Flip the headset over and you'll find a small in-ear earpiece clad in a rubber ear cushion, as well as a thin and flexible plastic ear hook. The H780 comes with a variety of different-size ear cushions, in case the one out of the box doesn't fit your ear. We found that it fit quite comfortably; it sits just outside the ear canal, and the thin ear hook made it possible for us to wear it while wearing glasses. It should be noted that the ear hook is not optional; it's needed for stability and security.
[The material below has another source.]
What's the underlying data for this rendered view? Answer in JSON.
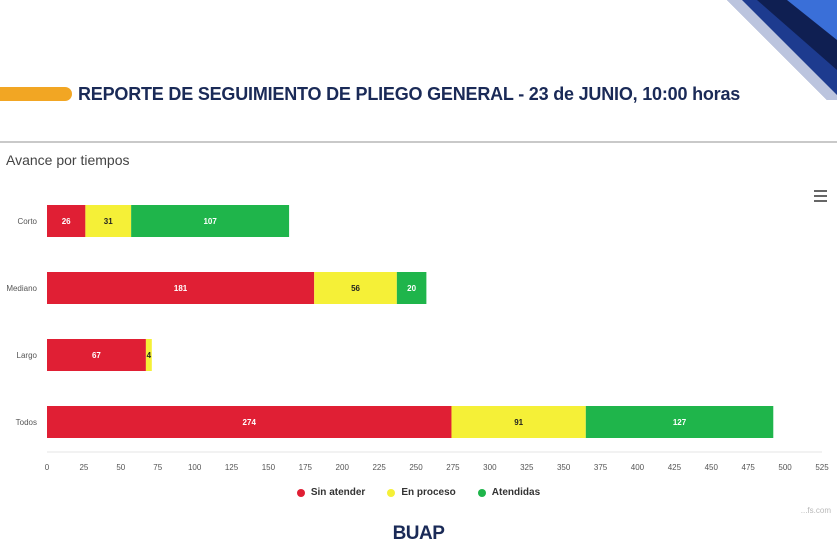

Features of the H780 include the typical answering, receiving, rejecting, and ending calls, last number redial, call mute, and the ability to transfer calls from the headset to the phone and vice versa. It has multipoint technology, meaning it can connect to two devices simultaneously. It also has a battery status indicator.
Like with other Motorola headsets, the Motorola H780 has automatic pairing when it's first turned on. We managed to pair it with both the Apple iPhone 3G and the LG Lotus. We made several calls to both landline and cell phone numbers. Each time, our callers could tell we were using a headset, and said we sounded rather harsh, with a tinny or robotic-sounding voice. We then tried using our headset outdoors and in the car. In those situations, callers said they couldn't hear a lot of background noise, and we were impressed by how well the noise cancellation worked. When we toggled the noise cancellation off, it was clear how much difference it made. So, while the H780 doesn't have the clearest audio quality, it does cancel out a lot of environmental noise.
The Motorola H780 has a rated battery life of 7 hours talk time and 8 days standby time.